Historical Facts About Ellen Ochoa

  • In April 1993, Ochoa served as mission specialist aboard the STS-56 mission of the space shuttle Discovery. She became the first Latina to be launched into space.
  • Besides her interest in the scientific field, she also plays volleyball, is a classical flutist and was a Student Soloist Awardee of the Stanford Symphony Orchestra.
  • In addition to her own doctorate, Dr. Ochoa received honorary awards from the University of Pennsylvania, Johns Hopkins University, and Worcester Polytechnic Institute.
  • Ochoa applied to be an astronaut three times before being accepted by NASA in 1990. In between applications, she got her pilot’s license and continued her research in optics.
  • While working at the NASA Ames Research Center Ellen Ochoa supervised a large group of engineer scientists who worked on developing computational systems for aerospace missions.

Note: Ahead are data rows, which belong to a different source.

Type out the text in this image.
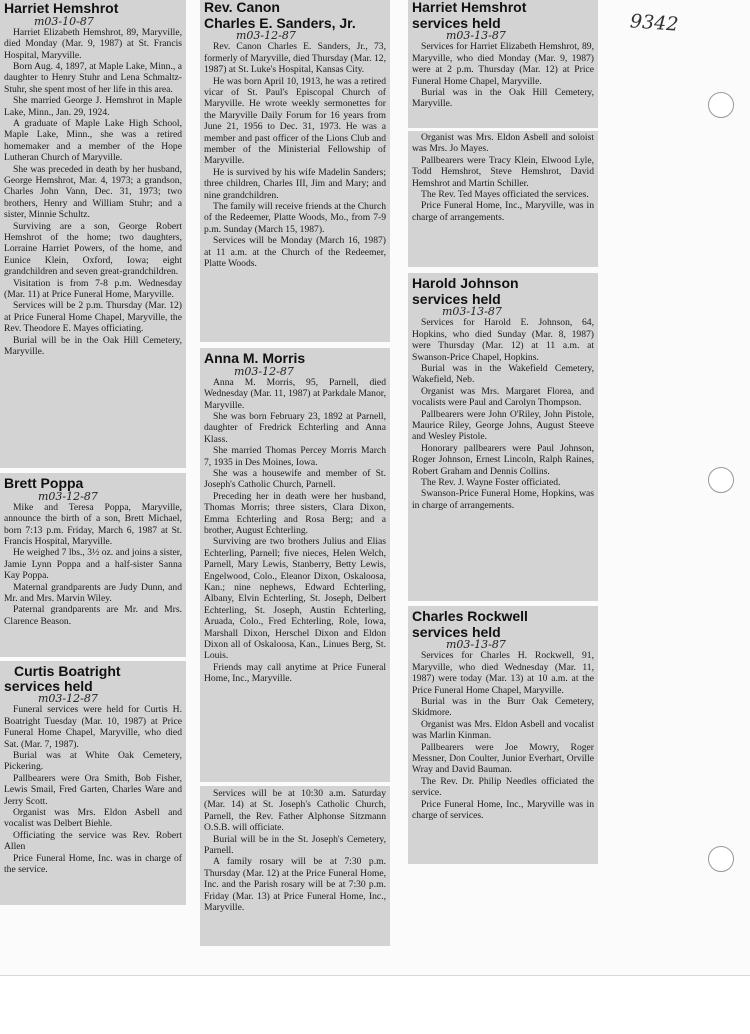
9342
Harriet Hemshrot
m03-10-87

Harriet Elizabeth Hemshrot, 89, Maryville, died Monday (Mar. 9, 1987) at St. Francis Hospital, Maryville.

Born Aug. 4, 1897, at Maple Lake, Minn., a daughter to Henry Stuhr and Lena Schmaltz-Stuhr, she spent most of her life in this area.

She married George J. Hemshrot in Maple Lake, Minn., Jan. 29, 1924.

A graduate of Maple Lake High School, Maple Lake, Minn., she was a retired homemaker and a member of the Hope Lutheran Church of Maryville.

She was preceded in death by her husband, George Hemshrot, Mar. 4, 1973; a grandson, Charles John Vann, Dec. 31, 1973; two brothers, Henry and William Stuhr; and a sister, Minnie Schultz.

Surviving are a son, George Robert Hemshrot of the home; two daughters, Lorraine Harriet Powers, of the home, and Eunice Klein, Oxford, Iowa; eight grandchildren and seven great-grandchildren.

Visitation is from 7-8 p.m. Wednesday (Mar. 11) at Price Funeral Home, Maryville.

Services will be 2 p.m. Thursday (Mar. 12) at Price Funeral Home Chapel, Maryville, the Rev. Theodore E. Mayes officiating.

Burial will be in the Oak Hill Cemetery, Maryville.

Brett Poppa
m03-12-87

Mike and Teresa Poppa, Maryville, announce the birth of a son, Brett Michael, born 7:13 p.m. Friday, March 6, 1987 at St. Francis Hospital, Maryville.

He weighed 7 lbs., 3½ oz. and joins a sister, Jamie Lynn Poppa and a half-sister Sanna Kay Poppa.

Maternal grandparents are Judy Dunn, and Mr. and Mrs. Marvin Wiley.

Paternal grandparents are Mr. and Mrs. Clarence Beason.

Curtis Boatright
services held
m03-12-87

Funeral services were held for Curtis H. Boatright Tuesday (Mar. 10, 1987) at Price Funeral Home Chapel, Maryville, who died Sat. (Mar. 7, 1987).

Burial was at White Oak Cemetery, Pickering.

Pallbearers were Ora Smith, Bob Fisher, Lewis Smail, Fred Garten, Charles Ware and Jerry Scott.

Organist was Mrs. Eldon Asbell and vocalist was Delbert Biehle.

Officiating the service was Rev. Robert Allen

Price Funeral Home, Inc. was in charge of the service.

Rev. Canon
Charles E. Sanders, Jr.
m03-12-87

Rev. Canon Charles E. Sanders, Jr., 73, formerly of Maryville, died Thursday (Mar. 12, 1987) at St. Luke's Hospital, Kansas City.

He was born April 10, 1913, he was a retired vicar of St. Paul's Episcopal Church of Maryville. He wrote weekly sermonettes for the Maryville Daily Forum for 16 years from June 21, 1956 to Dec. 31, 1973. He was a member and past officer of the Lions Club and member of the Ministerial Fellowship of Maryville.

He is survived by his wife Madelin Sanders; three children, Charles III, Jim and Mary; and nine grandchildren.

The family will receive friends at the Church of the Redeemer, Platte Woods, Mo., from 7-9 p.m. Sunday (March 15, 1987).

Services will be Monday (March 16, 1987) at 11 a.m. at the Church of the Redeemer, Platte Woods.

Anna M. Morris
m03-12-87

Anna M. Morris, 95, Parnell, died Wednesday (Mar. 11, 1987) at Parkdale Manor, Maryville.

She was born February 23, 1892 at Parnell, daughter of Fredrick Echterling and Anna Klass.

She married Thomas Percey Morris March 7, 1935 in Des Moines, Iowa.

She was a housewife and member of St. Joseph's Catholic Church, Parnell.

Preceding her in death were her husband, Thomas Morris; three sisters, Clara Dixon, Emma Echterling and Rosa Berg; and a brother, August Echterling.

Surviving are two brothers Julius and Elias Echterling, Parnell; five nieces, Helen Welch, Parnell, Mary Lewis, Stanberry, Betty Lewis, Engelwood, Colo., Eleanor Dixon, Oskaloosa, Kan.; nine nephews, Edward Echterling, Albany, Elvin Echterling, St. Joseph, Delbert Echterling, St. Joseph, Austin Echterling, Aruada, Colo., Fred Echterling, Role, Iowa, Marshall Dixon, Herschel Dixon and Eldon Dixon all of Oskaloosa, Kan., Linues Berg, St. Louis.

Friends may call anytime at Price Funeral Home, Inc., Maryville.

Services will be at 10:30 a.m. Saturday (Mar. 14) at St. Joseph's Catholic Church, Parnell, the Rev. Father Alphonse Sitzmann O.S.B. will officiate.

Burial will be in the St. Joseph's Cemetery, Parnell.

A family rosary will be at 7:30 p.m. Thursday (Mar. 12) at the Price Funeral Home, Inc. and the Parish rosary will be at 7:30 p.m. Friday (Mar. 13) at Price Funeral Home, Inc., Maryville.

Harriet Hemshrot
services held
m03-13-87

Services for Harriet Elizabeth Hemshrot, 89, Maryville, who died Monday (Mar. 9, 1987) were at 2 p.m. Thursday (Mar. 12) at Price Funeral Home Chapel, Maryville.

Burial was in the Oak Hill Cemetery, Maryville.

Organist was Mrs. Eldon Asbell and soloist was Mrs. Jo Mayes.

Pallbearers were Tracy Klein, Elwood Lyle, Todd Hemshrot, Steve Hemshrot, David Hemshrot and Martin Schiller.

The Rev. Ted Mayes officiated the services.

Price Funeral Home, Inc., Maryville, was in charge of arrangements.

Harold Johnson
services held
m03-13-87

Services for Harold E. Johnson, 64, Hopkins, who died Sunday (Mar. 8, 1987) were Thursday (Mar. 12) at 11 a.m. at Swanson-Price Chapel, Hopkins.

Burial was in the Wakefield Cemetery, Wakefield, Neb.

Organist was Mrs. Margaret Florea, and vocalists were Paul and Carolyn Thompson.

Pallbearers were John O'Riley, John Pistole, Maurice Riley, George Johns, August Steeve and Wesley Pistole.

Honorary pallbearers were Paul Johnson, Roger Johnson, Ernest Lincoln, Ralph Raines, Robert Graham and Dennis Collins.

The Rev. J. Wayne Foster officiated.

Swanson-Price Funeral Home, Hopkins, was in charge of arrangements.

Charles Rockwell
services held
m03-13-87

Services for Charles H. Rockwell, 91, Maryville, who died Wednesday (Mar. 11, 1987) were today (Mar. 13) at 10 a.m. at the Price Funeral Home Chapel, Maryville.

Burial was in the Burr Oak Cemetery, Skidmore.

Organist was Mrs. Eldon Asbell and vocalist was Marlin Kinman.

Pallbearers were Joe Mowry, Roger Messner, Don Coulter, Junior Everhart, Orville Wray and David Bauman.

The Rev. Dr. Philip Needles officiated the service.

Price Funeral Home, Inc., Maryville was in charge of services.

  • On this mission, the crew studied solar and atmospheric conditions. Dr. Ochoa controlled the Remote Manipulator System or giant robot arm that launched and caught the satellite.
  • Later, she patented an optical system to detect imperfections in a repeating pattern and for the recognition of objects and was a co-inventor on three patents for an optical inspection system.
  • Ochoa was also recognized with the Distinguished Service Medal, NASA’s highest award. Further, she received the Presidential Distinguished Rank Award for senior executives in the federal government.
  • Though she went through the application process to become an astronaut, Ochoa conducted research in optical information systems and looked for ways to use lasers, holograms, and similar devices to process images.
  • She is a classically trained flutist and thought she would pursue a music major in college. While studying for her doctorate in electrical engineering, she received the student soloist award from the Stanford Symphony Orchestra.
  • Ellen Ochoa applied for the NASA Astronaut Program in 1985 and 1987 but was not admitted. Eventually, she was selected in 1990 to participate and became the first Hispanic female astronaut when she completed her training in 1991.
  • In the Astronaut Office Ellen served as the crew rep for flight software, robotics, and computer hardware. She was also lead spacecraft communicator in Mission Control, Deputy Chief of the Astronaut Office, and the assistant for Space Station to the Astronaut Office's Chief.